Один раз он сказал, что нам многое дано выбирать, за исключением самого очевидного — себя. Наша личность такая, какая есть, мы получаем её как данность, и можем лишь от неё отклоняться. Далее следовал парадоксальный вывод: весь жизненный выбор, по большому счёту, в том и состоит — быть или не быть собой.

В другой раз я узнал, что у человека есть три главные опасности прожить жизнь неправильно: обманывать себя, утратить силу воли и быть неблагодарным.

— Это как компас, — объяснил отец. — У человека, который обманывает себя, стрелка внутреннего компаса указывает неверное направление. У безвольного компас может работать правильно, но он топчется на месте и никуда не идёт, хотя всё видит и понимает, куда надо идти. Неблагодарный оставляет за собой пустое пространство, его путь теряет смысл, и даже при желании вернуться ему возвращаться некуда.

Я спросил — какой из трёх вариантов хуже?

Ответа на этот вопрос отец не знал.

— Кем быть хуже — слепцом, тряпкой или… м-м… неблагодарной свиньёй? — риторически спросил он и сам же ответил: — Они все плохие.

— Слепцом — ещё ничего, — сказал я, немного подумав.

— Прощу прощения, — удивился отец. — В каком смысле?

Я объяснил — быть свиньёй или тряпкой стыдно, особенно для мужчины.

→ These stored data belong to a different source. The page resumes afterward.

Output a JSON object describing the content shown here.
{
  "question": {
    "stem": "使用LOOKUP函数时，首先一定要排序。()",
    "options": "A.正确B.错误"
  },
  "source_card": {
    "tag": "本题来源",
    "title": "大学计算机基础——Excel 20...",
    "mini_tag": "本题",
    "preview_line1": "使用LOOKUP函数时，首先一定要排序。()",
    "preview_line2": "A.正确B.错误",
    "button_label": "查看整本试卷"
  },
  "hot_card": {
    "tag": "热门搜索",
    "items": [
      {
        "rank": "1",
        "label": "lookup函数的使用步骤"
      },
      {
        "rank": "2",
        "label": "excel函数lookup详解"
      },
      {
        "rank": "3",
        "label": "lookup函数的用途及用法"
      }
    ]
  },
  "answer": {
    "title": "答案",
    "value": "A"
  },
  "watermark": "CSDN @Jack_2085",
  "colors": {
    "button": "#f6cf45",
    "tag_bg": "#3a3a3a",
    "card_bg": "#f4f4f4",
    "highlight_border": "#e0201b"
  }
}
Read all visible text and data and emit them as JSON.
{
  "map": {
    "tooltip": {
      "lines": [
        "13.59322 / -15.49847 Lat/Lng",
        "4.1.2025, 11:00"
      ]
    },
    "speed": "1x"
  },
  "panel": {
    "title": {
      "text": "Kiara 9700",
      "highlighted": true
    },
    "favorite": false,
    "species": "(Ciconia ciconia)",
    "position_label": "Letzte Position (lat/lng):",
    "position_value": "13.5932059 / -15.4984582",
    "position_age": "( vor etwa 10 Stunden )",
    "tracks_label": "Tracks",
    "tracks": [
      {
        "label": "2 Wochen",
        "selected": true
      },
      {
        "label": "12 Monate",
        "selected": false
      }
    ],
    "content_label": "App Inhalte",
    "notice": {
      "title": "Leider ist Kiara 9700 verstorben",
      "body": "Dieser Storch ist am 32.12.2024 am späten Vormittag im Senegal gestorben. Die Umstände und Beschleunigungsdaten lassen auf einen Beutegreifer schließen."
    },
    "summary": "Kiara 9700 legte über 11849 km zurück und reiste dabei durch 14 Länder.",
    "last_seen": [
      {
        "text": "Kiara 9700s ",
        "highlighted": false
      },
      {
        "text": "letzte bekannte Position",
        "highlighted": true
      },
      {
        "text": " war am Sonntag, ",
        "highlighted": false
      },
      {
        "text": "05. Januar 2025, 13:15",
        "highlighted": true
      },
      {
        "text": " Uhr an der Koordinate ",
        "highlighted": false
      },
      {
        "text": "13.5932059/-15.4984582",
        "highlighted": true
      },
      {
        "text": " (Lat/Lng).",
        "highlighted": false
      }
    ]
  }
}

— Согласен, — сказал отец.

— А слепцом — просто несчастье.

— Не согласен.

Отец сказал — я понимаю слишком буквально.

— Речь идёт о том, что человек сам себя делает слепцом, добровольно, понимаешь? Но главное, вот какая штука получается: когда человеку не хватает воли или он не хочет смотреть правде в глаза, или позволяет себе быть неблагодарным, он изменяет самому себе — становится не совсем настоящим. А только у настоящих есть будущее.

— Как это?

— Ну вот: живет человек — обманывает самого себя, не знает чувства благодарности, не делает того, что должен делать… Разве он по-настоящему живёт? Вместо него словно живёт кто-то другой, кому он уступает свою жизнь. Вместо того чтобы видеть, чувствовать, действовать, быть нужным другим людям, он словно выключается из жизни, сам себя обкрадывает, понимаешь?

— Получается, если я прогуляю школу, виноват буду не я?

— Выводы делай сам, — развёл руками отец. — Но должен предупредить: неучем останешься именно ты.

Зато отец знал, какой из трёх вариантов самый трудный — быть благодарным.

— Благодарным нужно быть за любое добро — даже если его сделали люди не очень тебе приятные, — сказал отец. — Даже если им это ничего не стоило. И даже, если они и сами не подозревают, что его сделали — такое тоже бывает. А вообще, знаешь, доброму человеку и глупость простительна, а злому и ум не в радость.

Отец не объяснял, на основании чего пришёл к тому или иному открытию. Видимо, он и сам это не очень хорошо мог проследить. На то они и были открытиями, что просто открывались. Но он считал, что его формулы отражают объективные законы человеческого бытия, и лишь иногда сожалел, что их не вставишь ни в одну научную статью.